This is part of a series of posts based on the Churches Together in England publication one light: one world. If you click on the link you will find the biblical texts. This post of the same name covers the purpose of this series.
Ephesians 2: 13 - 22
In this passage, the author describes the church as a place of reconciliation. Recently I have indulged in some negative descriptions of the institutional church and this passage is an opportunity to consider the church in a more positive light.
Our primary experience of church is the institutions and this has advantages and disadvantages. What we are invited to do here, is to perceive the church behind the institutions. Fundamentally, church is not an insititution but an event. It is where people who are otherwise divided are able, through Jesus Christ,to be reconciled.

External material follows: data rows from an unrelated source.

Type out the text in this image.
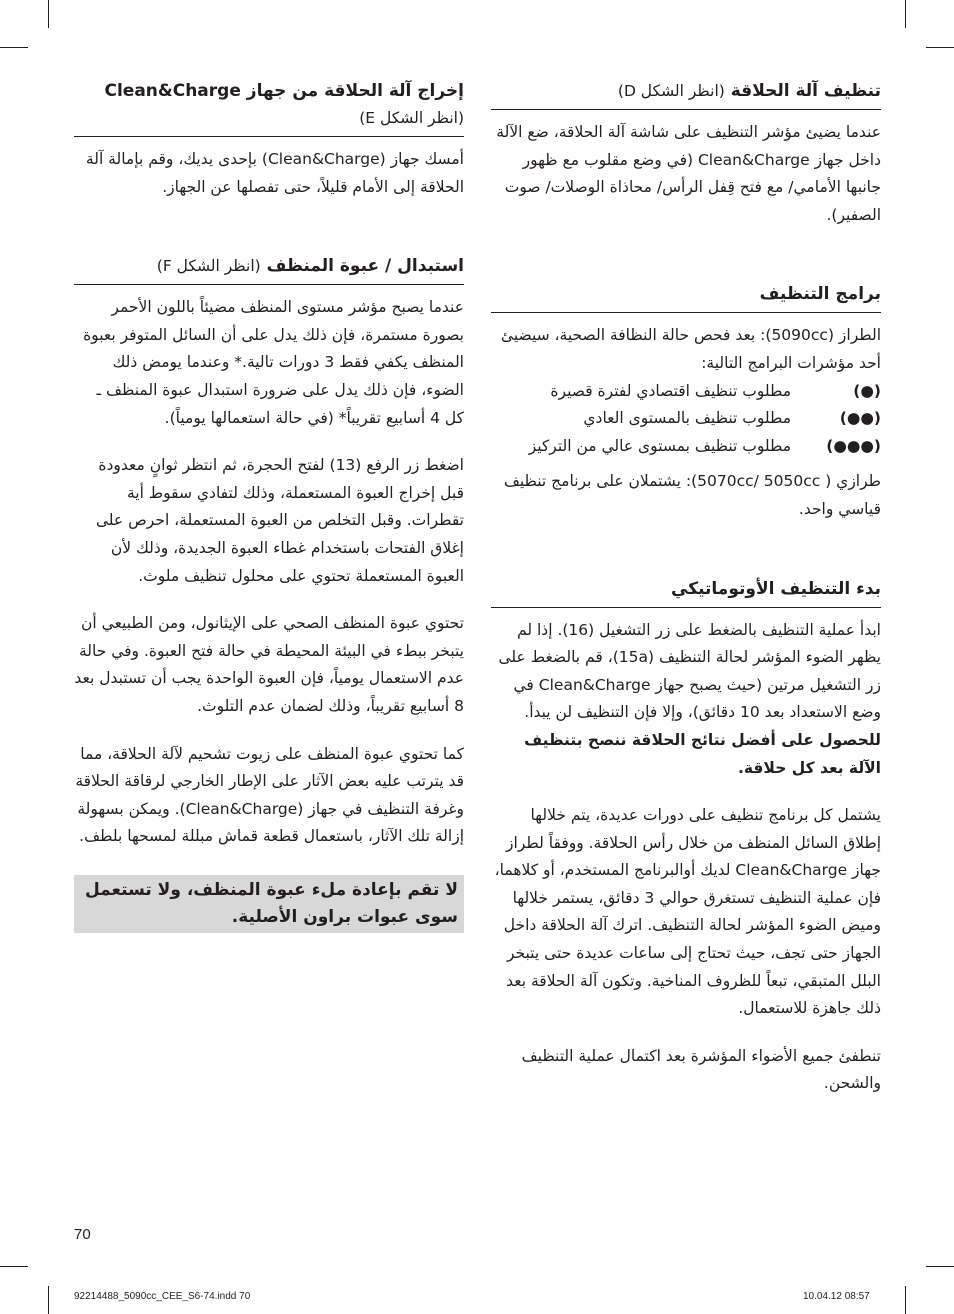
تنظيف آلة الحلاقة (انظر الشكل D)

عندما يضيئ مؤشر التنظيف على شاشة آلة الحلاقة، ضع الآلة داخل جهاز Clean&Charge (في وضع مقلوب مع ظهور جانبها الأمامي/ مع فتح قِفل الرأس/ محاذاة الوصلات/ صوت الصفير).

برامج التنظيف

الطراز (5090cc): بعد فحص حالة النظافة الصحية، سيضيئ أحد مؤشرات البرامج التالية:

(●)
مطلوب تنظيف اقتصادي لفترة قصيرة
(●●)
مطلوب تنظيف بالمستوى العادي
(●●●)
مطلوب تنظيف بمستوى عالي من التركيز

طرازي ( 5070cc/ 5050cc): يشتملان على برنامج تنظيف قياسي واحد.

بدء التنظيف الأوتوماتيكي

ابدأ عملية التنظيف بالضغط على زر التشغيل (16). إذا لم يظهر الضوء المؤشر لحالة التنظيف (15a)، قم بالضغط على زر التشغيل مرتين (حيث يصبح جهاز Clean&Charge في وضع الاستعداد بعد 10 دقائق)، وإلا فإن التنظيف لن يبدأ.

للحصول على أفضل نتائج الحلاقة ننصح بتنظيف الآلة بعد كل حلاقة.

يشتمل كل برنامج تنظيف على دورات عديدة، يتم خلالها إطلاق السائل المنظف من خلال رأس الحلاقة. ووفقاً لطراز جهاز Clean&Charge لديك أوالبرنامج المستخدم، أو كلاهما، فإن عملية التنظيف تستغرق حوالي 3 دقائق، يستمر خلالها وميض الضوء المؤشر لحالة التنظيف. اترك آلة الحلاقة داخل الجهاز حتى تجف، حيث تحتاج إلى ساعات عديدة حتى يتبخر البلل المتبقي، تبعاً للظروف المناخية. وتكون آلة الحلاقة بعد ذلك جاهزة للاستعمال.

تنطفئ جميع الأضواء المؤشرة بعد اكتمال عملية التنظيف والشحن.

إخراج آلة الحلاقة من جهاز Clean&Charge
(انظر الشكل E)

أمسك جهاز (Clean&Charge) بإحدى يديك، وقم بإمالة آلة الحلاقة إلى الأمام قليلاً، حتى تفصلها عن الجهاز.

استبدال / عبوة المنظف (انظر الشكل F)

عندما يصبح مؤشر مستوى المنظف مضيئاً باللون الأحمر بصورة مستمرة، فإن ذلك يدل على أن السائل المتوفر بعبوة المنظف يكفي فقط 3 دورات تالية.* وعندما يومض ذلك الضوء، فإن ذلك يدل على ضرورة استبدال عبوة المنظف ـ كل 4 أسابيع تقريباً* (في حالة استعمالها يومياً).

اضغط زر الرفع (13) لفتح الحجرة، ثم انتظر ثوانٍ معدودة قبل إخراج العبوة المستعملة، وذلك لتفادي سقوط أية تقطرات. وقبل التخلص من العبوة المستعملة، احرص على إغلاق الفتحات باستخدام غطاء العبوة الجديدة، وذلك لأن العبوة المستعملة تحتوي على محلول تنظيف ملوث.

تحتوي عبوة المنظف الصحي على الإيثانول، ومن الطبيعي أن يتبخر ببطء في البيئة المحيطة في حالة فتح العبوة. وفي حالة عدم الاستعمال يومياً، فإن العبوة الواحدة يجب أن تستبدل بعد 8 أسابيع تقريباً، وذلك لضمان عدم التلوث.

كما تحتوي عبوة المنظف على زيوت تشحيم لآلة الحلاقة، مما قد يترتب عليه بعض الآثار على الإطار الخارجي لرقاقة الحلاقة وغرفة التنظيف في جهاز (Clean&Charge). ويمكن بسهولة إزالة تلك الآثار، باستعمال قطعة قماش مبللة لمسحها بلطف.

لا تقم بإعادة ملء عبوة المنظف، ولا تستعمل سوى عبوات براون الأصلية.
70
92214488_5090cc_CEE_S6-74.indd 70	10.04.12 08:57
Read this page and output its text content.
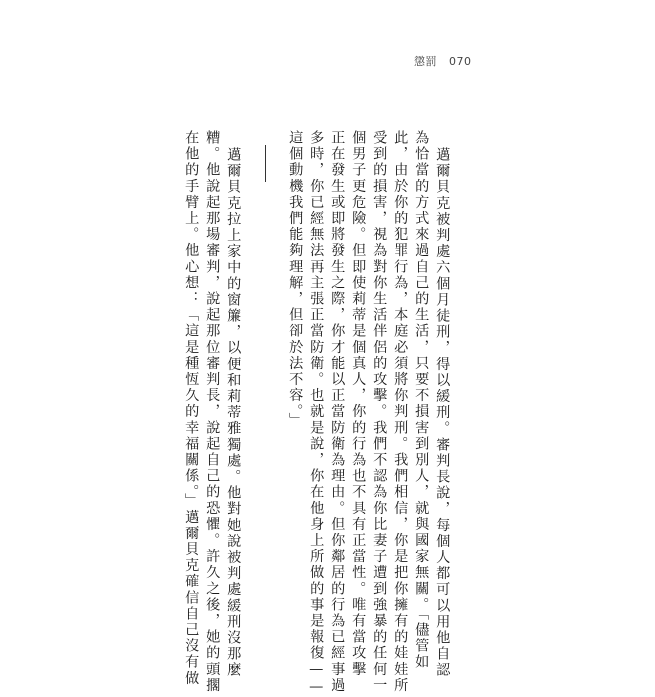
懲罰 070
邁爾貝克被判處六個月徒刑，得以緩刑。審判長說，每個人都可以用他自認
為恰當的方式來過自己的生活，只要不損害到別人，就與國家無關。「儘管如
此，由於你的犯罪行為，本庭必須將你判刑。我們相信，你是把你擁有的娃娃所
受到的損害，視為對你生活伴侶的攻擊。我們不認為你比妻子遭到強暴的任何一
個男子更危險。但即使莉蒂是個真人，你的行為也不具有正當性。唯有當攻擊
正在發生或即將發生之際，你才能以正當防衛為理由。但你鄰居的行為已經事過
多時，你已經無法再主張正當防衛。也就是說，你在他身上所做的事是報復——
這個動機我們能夠理解，但卻於法不容。」
邁爾貝克拉上家中的窗簾，以便和莉蒂雅獨處。他對她說被判處緩刑沒那麼
糟。他說起那場審判，說起那位審判長，說起自己的恐懼。許久之後，她的頭擱
在他的手臂上。他心想：「這是種恆久的幸福關係。」邁爾貝克確信自己沒有做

The 1986 Inter-church Process was known as 'Not Strangers but Pilgrims' (see verse 19) and this vision of the church being somehow bigger than or behind the institutional expressions of church, was how many understood it.
People united in Christ is evidence of the glory of God. It is the breaking down of the walls our institutions create that shows us the power of God. Church institutions might point to the apostles, prophets and Jesus as the foundation of their particular version of the way but what is important is where the divisions created by the institutions disappear.
The dynamic of reconciliation generates a sense of the glory of God. As others are reconciled in a widening circle, as humanity is able to extend and deepen conversation across religious and political divides, we see the reality of God's intervention in the world.